Gamers Strike Back
Last week the gaming and marketing blogosphere was abuzz with articles on a negative piece on the popular video game, Mass Effect. The game was incorrectly decried as pornography and for showing "full frontal nudity." Neither is correct.
What is most telling is one of the talking heads making the attack, author Cooper Lawrence, admitted at the end of the interview she had never played or even viewed the game.
What a lot of the marketing blogs missed, which is important for PR and marketing people to know, is the blacklash that has been going on in the gaming blogs. Specifically, the gamers stuck back.
Cooper has a number of books listed on Amazon. They are now being panned by a wide audience. Her books now have an average rating of 1 to 1.5 stars on Amazon with hundreds of negative comments. (There were more, but Amazon prunes aggressively). Her most recent book is being panned. And it is not just a few hundred energized reviewers, a quick glance has 1,000+ people endorsing them. Even the "positive" reviews are damning with sarcasm and fait praise.

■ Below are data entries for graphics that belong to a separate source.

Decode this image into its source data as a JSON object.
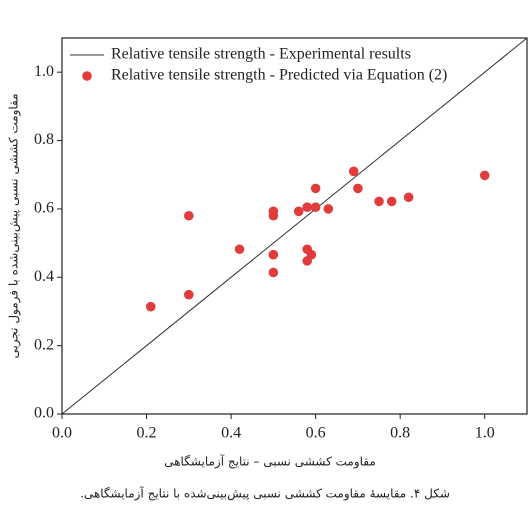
{
  "chart_data": {
    "type": "scatter",
    "x_label": "مقاومت کششی نسبی – نتایج آزمایشگاهی",
    "y_label": "مقاومت کششی نسبی پیش‌بینی‌شده با فرمول تجربی",
    "xlim": [
      0,
      1.1
    ],
    "ylim": [
      0,
      1.1
    ],
    "xticks": [
      {
        "value": 0,
        "label": "0.0"
      },
      {
        "value": 0.2,
        "label": "0.2"
      },
      {
        "value": 0.4,
        "label": "0.4"
      },
      {
        "value": 0.6,
        "label": "0.6"
      },
      {
        "value": 0.8,
        "label": "0.8"
      },
      {
        "value": 1,
        "label": "1.0"
      }
    ],
    "yticks": [
      {
        "value": 0,
        "label": "0.0"
      },
      {
        "value": 0.2,
        "label": "0.2"
      },
      {
        "value": 0.4,
        "label": "0.4"
      },
      {
        "value": 0.6,
        "label": "0.6"
      },
      {
        "value": 0.8,
        "label": "0.8"
      },
      {
        "value": 1,
        "label": "1.0"
      }
    ],
    "legend": "upper-left",
    "series": [
      {
        "name": "Relative tensile strength - Experimental results",
        "type": "line",
        "color": "#333333",
        "x": [
          0,
          1.1
        ],
        "values": [
          0,
          1.1
        ]
      },
      {
        "name": "Relative tensile strength - Predicted via Equation (2)",
        "type": "scatter",
        "color": "#e23b3b",
        "x": [
          0.21,
          0.3,
          0.3,
          0.42,
          0.5,
          0.5,
          0.5,
          0.5,
          0.56,
          0.58,
          0.58,
          0.58,
          0.59,
          0.6,
          0.6,
          0.63,
          0.69,
          0.7,
          0.75,
          0.78,
          0.82,
          1.0
        ],
        "values": [
          0.314,
          0.58,
          0.349,
          0.482,
          0.593,
          0.58,
          0.466,
          0.414,
          0.593,
          0.605,
          0.482,
          0.448,
          0.466,
          0.66,
          0.605,
          0.6,
          0.71,
          0.66,
          0.622,
          0.622,
          0.634,
          0.698
        ]
      }
    ]
  },
  "caption": "شکل ۴. مقایسهٔ مقاومت کششی نسبی پیش‌بینی‌شده با نتایج آزمایشگاهی."
}
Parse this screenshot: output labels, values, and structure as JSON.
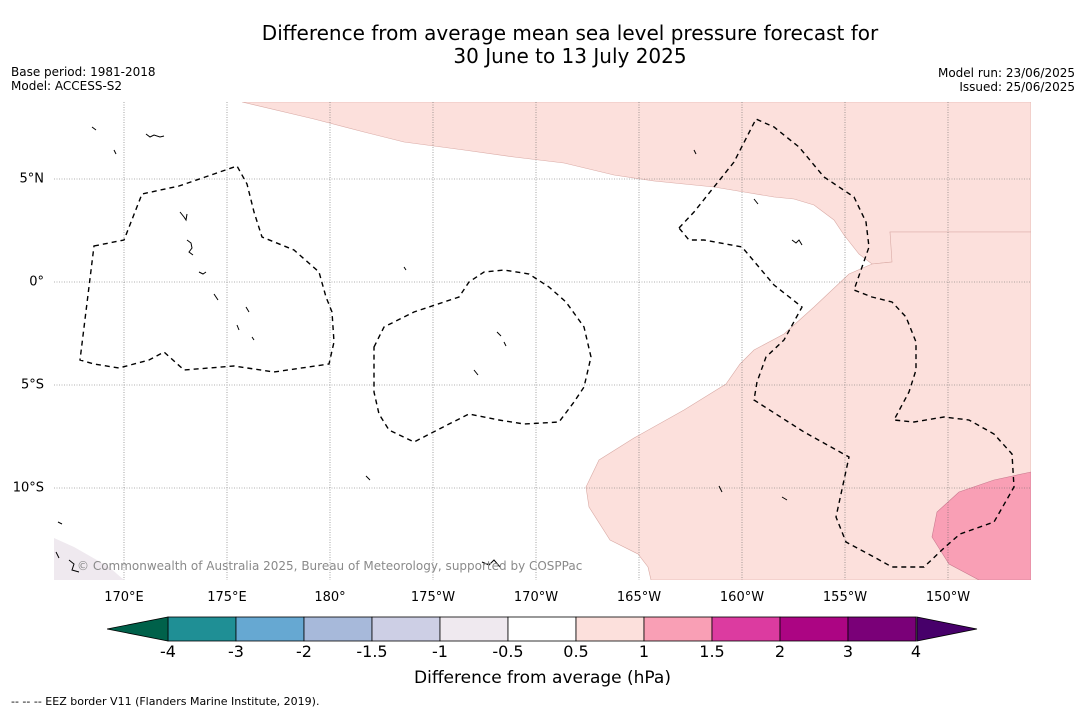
{
  "title_line1": "Difference from average mean sea level pressure forecast for",
  "title_line2": "30 June to 13 July 2025",
  "meta_left": {
    "base_period": "Base period: 1981-2018",
    "model": "Model: ACCESS-S2"
  },
  "meta_right": {
    "model_run": "Model run: 23/06/2025",
    "issued": "Issued: 25/06/2025"
  },
  "map": {
    "longitude_labels": [
      "170°E",
      "175°E",
      "180°",
      "175°W",
      "170°W",
      "165°W",
      "160°W",
      "155°W",
      "150°W"
    ],
    "latitude_labels": [
      "5°N",
      "0°",
      "5°S",
      "10°S"
    ],
    "copyright": "© Commonwealth of Australia 2025, Bureau of Meteorology, supported by COSPPac"
  },
  "colorbar": {
    "title": "Difference from average (hPa)",
    "tick_labels": [
      "-4",
      "-3",
      "-2",
      "-1.5",
      "-1",
      "-0.5",
      "0.5",
      "1",
      "1.5",
      "2",
      "3",
      "4"
    ],
    "under_color": "#00614a",
    "bins": [
      {
        "from": -4,
        "to": -3,
        "color": "#1f8f95"
      },
      {
        "from": -3,
        "to": -2,
        "color": "#66a8d2"
      },
      {
        "from": -2,
        "to": -1.5,
        "color": "#a7b9da"
      },
      {
        "from": -1.5,
        "to": -1,
        "color": "#cdcfe5"
      },
      {
        "from": -1,
        "to": -0.5,
        "color": "#efe9ef"
      },
      {
        "from": -0.5,
        "to": 0.5,
        "color": "#ffffff"
      },
      {
        "from": 0.5,
        "to": 1,
        "color": "#fce0dc"
      },
      {
        "from": 1,
        "to": 1.5,
        "color": "#f99fb5"
      },
      {
        "from": 1.5,
        "to": 2,
        "color": "#dc3ba0"
      },
      {
        "from": 2,
        "to": 3,
        "color": "#ac0583"
      },
      {
        "from": 3,
        "to": 4,
        "color": "#7a0078"
      }
    ],
    "over_color": "#47006a"
  },
  "footnote": "--  --  -- EEZ border V11 (Flanders Marine Institute, 2019)."
}
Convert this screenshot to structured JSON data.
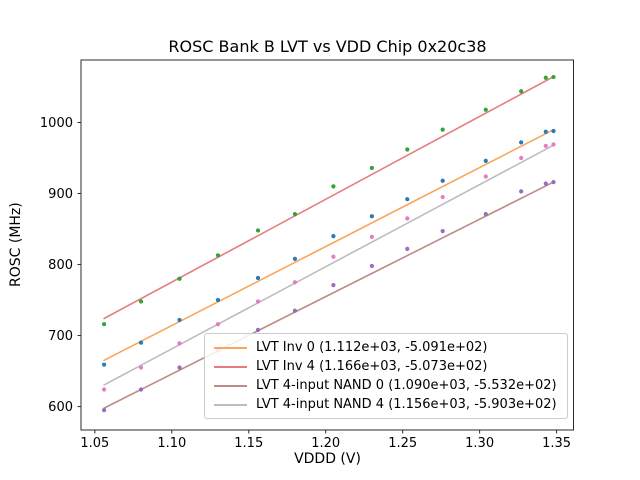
{
  "figure": {
    "background_color": "#ffffff",
    "spine_color": "#2b2b2b"
  },
  "chart_data": {
    "type": "scatter",
    "title": "ROSC Bank B LVT vs VDD Chip 0x20c38",
    "xlabel": "VDDD (V)",
    "ylabel": "ROSC (MHz)",
    "xlim": [
      1.041,
      1.361
    ],
    "ylim": [
      567,
      1088
    ],
    "xticks": [
      1.05,
      1.1,
      1.15,
      1.2,
      1.25,
      1.3,
      1.35
    ],
    "yticks": [
      600,
      700,
      800,
      900,
      1000
    ],
    "grid": false,
    "legend_position": "lower right",
    "x": [
      1.056,
      1.08,
      1.105,
      1.13,
      1.156,
      1.18,
      1.205,
      1.23,
      1.253,
      1.276,
      1.304,
      1.327,
      1.343,
      1.348
    ],
    "fit_line_x_range": [
      1.056,
      1.348
    ],
    "series": [
      {
        "name": "LVT Inv 0",
        "legend": "LVT Inv 0 (1.112e+03, -5.091e+02)",
        "fit": {
          "slope": 1112.0,
          "intercept": -509.1
        },
        "line_color": "#f9a65b",
        "marker_color": "#1f77b4",
        "values": [
          659,
          690,
          722,
          750,
          781,
          808,
          840,
          868,
          892,
          918,
          946,
          972,
          987,
          988
        ]
      },
      {
        "name": "LVT Inv 4",
        "legend": "LVT Inv 4 (1.166e+03, -5.073e+02)",
        "fit": {
          "slope": 1166.0,
          "intercept": -507.3
        },
        "line_color": "#e57d80",
        "marker_color": "#2ca02c",
        "values": [
          716,
          748,
          780,
          813,
          848,
          871,
          910,
          936,
          962,
          990,
          1018,
          1044,
          1063,
          1064
        ]
      },
      {
        "name": "LVT 4-input NAND 0",
        "legend": "LVT 4-input NAND 0 (1.090e+03, -5.532e+02)",
        "fit": {
          "slope": 1090.0,
          "intercept": -553.2
        },
        "line_color": "#bd8e87",
        "marker_color": "#9467bd",
        "values": [
          595,
          624,
          655,
          679,
          708,
          735,
          771,
          798,
          822,
          847,
          871,
          903,
          914,
          916
        ]
      },
      {
        "name": "LVT 4-input NAND 4",
        "legend": "LVT 4-input NAND 4 (1.156e+03, -5.903e+02)",
        "fit": {
          "slope": 1156.0,
          "intercept": -590.3
        },
        "line_color": "#bdbdbd",
        "marker_color": "#e377c2",
        "values": [
          624,
          655,
          689,
          716,
          748,
          775,
          811,
          839,
          865,
          895,
          924,
          950,
          967,
          969
        ]
      }
    ]
  }
}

The attacks aren't stopping with bad reviews. Gamers are a tech savvy audience on a whole and they are tagging her books with comments such as ignorant (1300 people), bias (729 people) and hypocrisy (1,021 people).
Update since I started writing this post. The author now says "she misspoke".
What can non-gaming companies learn from this?
- An engaged user base can be a powerful tool - If the users hadn't responded so aggressively, the misstatements would most likely not have been corrected. An engaged user base can be a powerful asset - so you need to interact with them
- A reputation that takes years to build, can be torn down in a few minutes-You are the only safeguard to your reputation and brand. The commentator, with poorly informed public comments, has tarnished her brand and it will take quite a while to build it up.
- The walls are torn down-The speed of response to this incident was electrifying. What are the likely crises you will face and how will you engage them? You no longer have the luxury of time, so make time to game out the tough questions. If you don't, who will?